Lin Cheng, Xu Liu, Lingling Li, Licheng Jiao, Xu Tang
Object detection is a fundamental and challenging problem in aerial and satellite image analysis. More recently, a two-stage detector Faster R-CNN is proposed and demonstrated to be a promising tool for object detection in optical remote sensing images, while the sparse and dense characteristic of objects in remote sensing images is complexity. It is unreasonable to treat all images with the same region proposal strategy, and this treatment limits the performance of two-stage detectors. In this paper, we propose a novel and effective approach, named deep adaptive proposal network (DAPNet), address this complexity characteristic of object by learning a new category prior network (CPN) on the basis of the existing Faster R-CNN architecture.
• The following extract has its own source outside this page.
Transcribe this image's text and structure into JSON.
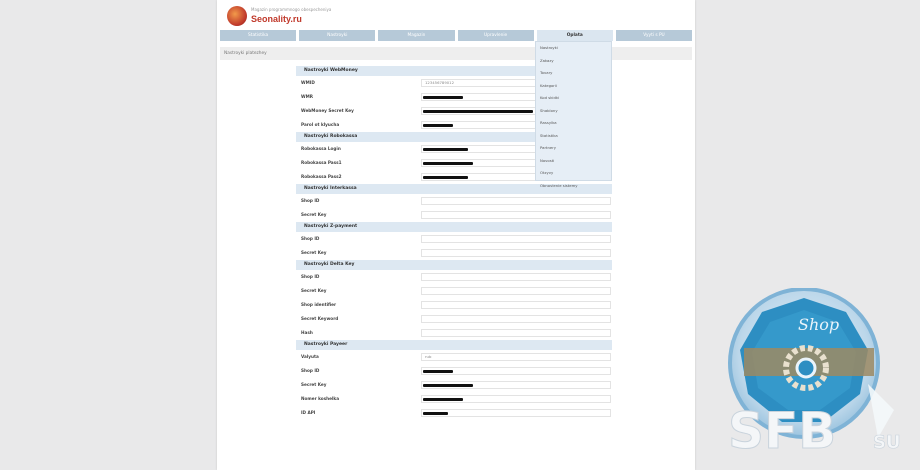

Moreover, the candidate regions produced by DAPNet model are different from the traditional region proposal network (RPN), DAPNet predicts the detail category of each candidate region. And these candidate regions combine the object number, which generated by the category prior network to achieve a suitable number of candidate boxes for each image. These candidate boxes can satisfy detection tasks in sparse and dense scenes. The performance of the proposed framework has been evaluated on the challenging NWPU VHR-10 data set. Experimental results demonstrate the superiority of the proposed framework to the state-of-the-art.